| Date | November 17, 1993 |
| Location | Nigeria |
| Result | Coup succeeds. Ernest Shonekan is forced to resign by Defence Minister Sani Abacha.; |

Belligerents
- Interim government: Armed Forces

Commanders and leaders
- Ernest Shonekan: Sani Abacha

= 1993 Nigerian coup d'état =

Military coup

The 1993 Nigerian coup d'état was a bloodless military coup which took place in Nigeria on 17 November 1993 when the Armed Forces, headed by Defence Minister General Sani Abacha, forced Interim President Chief Ernest Shonekan to resign. Shonekan assumed the interim presidency on 26 August 1993, succeeding General Ibrahim Babangida as head of state, in the aftermath of Babangida's annulment of the 12 June 1993 presidential election. In a nationwide broadcast following the coup, Abacha cited the stagnant nature of Shonekan's government, and his inability to manage the democratic process in the country as a cause of his resignation.
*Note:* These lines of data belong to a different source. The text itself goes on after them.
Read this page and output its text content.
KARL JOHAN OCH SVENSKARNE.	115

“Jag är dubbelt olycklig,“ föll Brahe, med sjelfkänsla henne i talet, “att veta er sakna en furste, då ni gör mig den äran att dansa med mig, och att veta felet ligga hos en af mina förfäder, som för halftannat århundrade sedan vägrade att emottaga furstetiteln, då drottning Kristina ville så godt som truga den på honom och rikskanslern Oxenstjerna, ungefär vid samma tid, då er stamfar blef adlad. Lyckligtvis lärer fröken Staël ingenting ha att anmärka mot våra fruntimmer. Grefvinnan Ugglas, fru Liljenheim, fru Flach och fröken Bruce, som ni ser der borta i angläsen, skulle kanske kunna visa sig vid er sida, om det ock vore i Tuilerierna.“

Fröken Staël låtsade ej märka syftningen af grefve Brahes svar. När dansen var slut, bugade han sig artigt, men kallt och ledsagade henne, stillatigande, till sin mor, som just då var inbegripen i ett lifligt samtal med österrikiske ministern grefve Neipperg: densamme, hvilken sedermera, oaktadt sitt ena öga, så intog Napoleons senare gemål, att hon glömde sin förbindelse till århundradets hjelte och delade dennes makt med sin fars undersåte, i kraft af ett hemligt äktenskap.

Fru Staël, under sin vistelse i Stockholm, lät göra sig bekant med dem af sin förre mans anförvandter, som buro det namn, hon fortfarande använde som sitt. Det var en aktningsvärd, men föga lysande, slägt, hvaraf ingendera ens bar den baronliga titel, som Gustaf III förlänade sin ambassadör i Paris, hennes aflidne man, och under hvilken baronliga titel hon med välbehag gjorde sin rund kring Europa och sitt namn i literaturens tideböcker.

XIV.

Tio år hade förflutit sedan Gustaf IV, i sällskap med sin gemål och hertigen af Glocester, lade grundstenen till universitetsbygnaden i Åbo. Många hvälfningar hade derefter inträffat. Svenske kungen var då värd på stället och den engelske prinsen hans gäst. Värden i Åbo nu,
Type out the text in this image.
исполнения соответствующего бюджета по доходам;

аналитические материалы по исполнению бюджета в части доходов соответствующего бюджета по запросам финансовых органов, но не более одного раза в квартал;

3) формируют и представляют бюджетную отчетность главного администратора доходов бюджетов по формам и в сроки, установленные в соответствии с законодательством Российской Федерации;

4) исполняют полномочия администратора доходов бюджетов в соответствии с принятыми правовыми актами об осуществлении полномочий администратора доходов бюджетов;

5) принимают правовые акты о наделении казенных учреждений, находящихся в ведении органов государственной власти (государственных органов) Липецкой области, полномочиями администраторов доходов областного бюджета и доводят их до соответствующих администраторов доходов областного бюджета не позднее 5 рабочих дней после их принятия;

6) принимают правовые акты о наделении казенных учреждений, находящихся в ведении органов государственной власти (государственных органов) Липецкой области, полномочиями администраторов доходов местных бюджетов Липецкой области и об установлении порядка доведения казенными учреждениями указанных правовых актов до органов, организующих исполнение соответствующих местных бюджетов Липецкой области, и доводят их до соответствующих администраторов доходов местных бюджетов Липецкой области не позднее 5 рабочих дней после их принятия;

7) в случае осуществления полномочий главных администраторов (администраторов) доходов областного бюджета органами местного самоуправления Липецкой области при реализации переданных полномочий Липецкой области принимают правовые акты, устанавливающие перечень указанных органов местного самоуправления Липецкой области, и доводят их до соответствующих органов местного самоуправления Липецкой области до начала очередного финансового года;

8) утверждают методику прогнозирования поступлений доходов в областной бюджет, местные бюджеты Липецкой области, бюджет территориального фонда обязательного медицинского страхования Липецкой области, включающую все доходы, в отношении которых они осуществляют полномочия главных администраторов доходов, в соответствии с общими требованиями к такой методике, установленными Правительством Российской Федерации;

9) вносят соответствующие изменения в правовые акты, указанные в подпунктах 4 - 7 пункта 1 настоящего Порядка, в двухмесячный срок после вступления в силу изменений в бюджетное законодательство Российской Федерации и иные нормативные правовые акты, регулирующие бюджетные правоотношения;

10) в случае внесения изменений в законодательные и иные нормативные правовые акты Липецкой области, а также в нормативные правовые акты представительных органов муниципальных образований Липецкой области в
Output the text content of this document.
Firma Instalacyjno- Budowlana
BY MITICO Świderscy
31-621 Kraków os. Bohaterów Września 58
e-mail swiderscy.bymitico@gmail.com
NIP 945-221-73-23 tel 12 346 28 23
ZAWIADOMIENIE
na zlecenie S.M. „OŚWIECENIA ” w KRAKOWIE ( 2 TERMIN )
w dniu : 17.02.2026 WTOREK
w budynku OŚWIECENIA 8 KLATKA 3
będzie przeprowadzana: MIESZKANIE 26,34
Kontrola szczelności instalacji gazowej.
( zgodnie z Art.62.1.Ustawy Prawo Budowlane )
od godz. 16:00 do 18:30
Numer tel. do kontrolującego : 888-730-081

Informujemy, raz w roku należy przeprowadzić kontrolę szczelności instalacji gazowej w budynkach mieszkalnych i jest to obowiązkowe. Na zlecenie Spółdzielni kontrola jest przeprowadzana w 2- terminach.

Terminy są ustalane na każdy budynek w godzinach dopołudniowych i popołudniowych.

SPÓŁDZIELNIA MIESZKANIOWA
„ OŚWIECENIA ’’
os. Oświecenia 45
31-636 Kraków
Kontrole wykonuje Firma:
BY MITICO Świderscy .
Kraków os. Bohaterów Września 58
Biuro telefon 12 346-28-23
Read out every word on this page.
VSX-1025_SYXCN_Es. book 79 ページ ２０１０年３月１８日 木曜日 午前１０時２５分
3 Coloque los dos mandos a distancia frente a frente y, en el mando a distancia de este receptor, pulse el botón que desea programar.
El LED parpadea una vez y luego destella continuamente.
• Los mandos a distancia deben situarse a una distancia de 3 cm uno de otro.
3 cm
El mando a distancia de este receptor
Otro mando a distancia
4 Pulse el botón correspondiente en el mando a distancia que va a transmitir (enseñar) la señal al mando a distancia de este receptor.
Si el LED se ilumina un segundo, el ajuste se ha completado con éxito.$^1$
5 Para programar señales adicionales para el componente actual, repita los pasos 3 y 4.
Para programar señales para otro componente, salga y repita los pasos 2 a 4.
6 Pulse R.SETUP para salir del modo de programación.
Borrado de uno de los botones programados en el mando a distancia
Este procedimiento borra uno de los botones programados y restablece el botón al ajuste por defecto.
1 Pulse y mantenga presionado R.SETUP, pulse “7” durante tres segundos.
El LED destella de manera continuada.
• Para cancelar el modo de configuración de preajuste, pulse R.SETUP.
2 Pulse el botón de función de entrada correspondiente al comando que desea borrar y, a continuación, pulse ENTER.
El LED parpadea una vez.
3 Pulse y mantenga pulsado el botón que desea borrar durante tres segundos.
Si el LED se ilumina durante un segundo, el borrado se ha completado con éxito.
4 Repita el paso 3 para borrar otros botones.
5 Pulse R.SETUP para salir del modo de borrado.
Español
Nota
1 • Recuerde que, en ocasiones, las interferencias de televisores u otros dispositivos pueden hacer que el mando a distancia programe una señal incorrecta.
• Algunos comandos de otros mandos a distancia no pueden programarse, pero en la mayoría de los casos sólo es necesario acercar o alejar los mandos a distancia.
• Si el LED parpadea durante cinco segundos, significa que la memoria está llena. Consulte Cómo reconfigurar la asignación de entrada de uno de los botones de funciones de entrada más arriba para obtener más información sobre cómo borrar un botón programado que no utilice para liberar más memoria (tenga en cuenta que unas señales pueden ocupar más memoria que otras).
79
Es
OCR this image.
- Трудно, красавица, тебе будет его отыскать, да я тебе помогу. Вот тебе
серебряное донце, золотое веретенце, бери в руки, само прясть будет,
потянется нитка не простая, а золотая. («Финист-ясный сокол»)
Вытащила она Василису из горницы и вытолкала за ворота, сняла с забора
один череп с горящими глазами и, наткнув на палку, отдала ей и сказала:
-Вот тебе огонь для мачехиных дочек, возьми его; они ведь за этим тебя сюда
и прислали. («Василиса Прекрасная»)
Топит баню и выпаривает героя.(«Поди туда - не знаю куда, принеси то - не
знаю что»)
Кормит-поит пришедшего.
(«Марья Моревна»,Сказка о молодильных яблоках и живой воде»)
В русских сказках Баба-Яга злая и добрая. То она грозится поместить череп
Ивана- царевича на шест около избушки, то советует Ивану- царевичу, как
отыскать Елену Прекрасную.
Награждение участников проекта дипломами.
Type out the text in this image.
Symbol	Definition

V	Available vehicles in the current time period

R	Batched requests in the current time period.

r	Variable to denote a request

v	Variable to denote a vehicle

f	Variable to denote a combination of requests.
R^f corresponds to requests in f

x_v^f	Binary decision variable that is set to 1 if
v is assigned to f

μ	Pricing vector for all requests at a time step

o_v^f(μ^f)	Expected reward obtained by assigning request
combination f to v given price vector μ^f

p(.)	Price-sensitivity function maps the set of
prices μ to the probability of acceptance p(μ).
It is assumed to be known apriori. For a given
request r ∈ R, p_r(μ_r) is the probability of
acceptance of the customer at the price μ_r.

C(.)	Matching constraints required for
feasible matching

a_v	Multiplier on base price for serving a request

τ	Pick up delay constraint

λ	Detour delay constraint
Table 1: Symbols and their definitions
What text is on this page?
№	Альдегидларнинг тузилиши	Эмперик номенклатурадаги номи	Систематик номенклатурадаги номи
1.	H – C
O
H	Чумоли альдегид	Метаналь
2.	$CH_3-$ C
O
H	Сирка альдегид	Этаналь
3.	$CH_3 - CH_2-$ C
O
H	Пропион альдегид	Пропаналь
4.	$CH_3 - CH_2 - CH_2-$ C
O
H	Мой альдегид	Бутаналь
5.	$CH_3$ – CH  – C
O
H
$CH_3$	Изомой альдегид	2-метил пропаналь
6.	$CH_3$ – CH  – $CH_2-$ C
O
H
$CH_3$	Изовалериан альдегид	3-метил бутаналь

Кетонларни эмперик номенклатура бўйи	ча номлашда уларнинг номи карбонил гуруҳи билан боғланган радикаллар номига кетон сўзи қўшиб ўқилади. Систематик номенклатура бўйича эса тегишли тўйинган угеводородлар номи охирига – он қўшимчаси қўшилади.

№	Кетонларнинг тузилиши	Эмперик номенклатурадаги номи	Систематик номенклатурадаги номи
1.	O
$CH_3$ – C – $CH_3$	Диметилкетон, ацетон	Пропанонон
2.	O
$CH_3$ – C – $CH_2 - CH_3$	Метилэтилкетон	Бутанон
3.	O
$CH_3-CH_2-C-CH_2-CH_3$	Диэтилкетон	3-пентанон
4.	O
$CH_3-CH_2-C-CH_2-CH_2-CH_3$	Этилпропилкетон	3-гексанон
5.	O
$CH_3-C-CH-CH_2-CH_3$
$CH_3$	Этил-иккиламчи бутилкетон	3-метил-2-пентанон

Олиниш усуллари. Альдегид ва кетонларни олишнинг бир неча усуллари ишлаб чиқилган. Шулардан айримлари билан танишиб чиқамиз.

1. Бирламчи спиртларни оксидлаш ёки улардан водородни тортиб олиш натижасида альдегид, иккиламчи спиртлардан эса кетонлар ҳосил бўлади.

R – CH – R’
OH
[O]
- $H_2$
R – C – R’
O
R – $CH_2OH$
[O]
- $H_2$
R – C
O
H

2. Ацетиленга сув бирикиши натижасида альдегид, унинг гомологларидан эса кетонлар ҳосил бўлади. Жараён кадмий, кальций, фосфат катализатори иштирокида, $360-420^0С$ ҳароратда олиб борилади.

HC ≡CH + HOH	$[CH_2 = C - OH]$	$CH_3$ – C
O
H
In September 1994, Abacha issued a decree that placed his government above the jurisdiction of the courts, effectively giving him absolute power. Another decree gave him the right to detain anyone for up to three months.

Abacha stayed in power until his death on 8 June 1998 at the presidential complex (Aso Villa) in Abuja. He was succeeded by the Chief of the Defence Staff Major General Abdulsalami Abubakar as head of state.